Jock StewartMC
- Full name: John Livingstone Stewart
- Date of birth: 6 May 1894
- Place of birth: Hawick, Scotland
- Date of death: 6 August 1971 (aged 77)
- Place of death: South Africa

Rugby union career
- Position(s): Wing-forward

International career
- Years: Team / Apps / (Points)
- 1921: Scotland / 1 / (0)

= Jock Stewart (rugby union) =

John Livingstone Stewart (6 May 1894 — 6 August 1971) was a Scottish international rugby union player.

Born in Hawick, Stewart was the son of a minister and during his teenage years moved to Edinburgh.

Stewart served as an officer in the Argyll and Sutherland Highlanders during World War I, suffering a gun shot wound to his shoulder in the Second Battle of Arras. He was awarded the Military Cross in 1918.
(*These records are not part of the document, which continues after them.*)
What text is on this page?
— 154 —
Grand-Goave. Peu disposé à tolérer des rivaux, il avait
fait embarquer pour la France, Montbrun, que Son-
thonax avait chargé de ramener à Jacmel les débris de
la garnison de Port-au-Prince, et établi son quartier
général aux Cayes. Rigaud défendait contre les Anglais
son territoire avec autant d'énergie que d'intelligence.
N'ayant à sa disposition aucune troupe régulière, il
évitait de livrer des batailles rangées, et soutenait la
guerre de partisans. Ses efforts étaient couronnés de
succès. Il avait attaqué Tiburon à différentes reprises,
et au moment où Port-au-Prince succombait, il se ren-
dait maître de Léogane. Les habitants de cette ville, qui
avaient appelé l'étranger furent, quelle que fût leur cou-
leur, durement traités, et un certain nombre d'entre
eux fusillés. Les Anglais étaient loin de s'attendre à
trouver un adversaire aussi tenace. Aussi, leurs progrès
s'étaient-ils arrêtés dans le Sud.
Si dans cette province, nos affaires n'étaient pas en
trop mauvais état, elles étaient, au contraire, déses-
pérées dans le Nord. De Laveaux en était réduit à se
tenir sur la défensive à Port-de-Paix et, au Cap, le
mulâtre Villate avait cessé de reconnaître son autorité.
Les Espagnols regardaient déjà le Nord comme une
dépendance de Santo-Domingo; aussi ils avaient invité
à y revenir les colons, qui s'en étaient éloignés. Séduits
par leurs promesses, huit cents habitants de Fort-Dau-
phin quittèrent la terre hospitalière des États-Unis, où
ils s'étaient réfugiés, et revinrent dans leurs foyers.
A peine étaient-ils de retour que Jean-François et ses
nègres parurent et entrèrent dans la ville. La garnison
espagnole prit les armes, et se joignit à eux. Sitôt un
A strongly-built forward, Stewart played his rugby for Edinburgh Academicals. He was capped once for Scotland, appearing as wing-forward against Ireland at Lansdowne Road during the 1921 Five Nations tournament.

Stewart was a veterinarian and lived for 26 years in Ghana through his work in the Colonial service. During this period he helped to vaccinate cattle to prevent an outbreak of the deadly rinderpest disease and was involved in assisting local farmers with cattle breeding. He lived the remainder of his life in South Africa.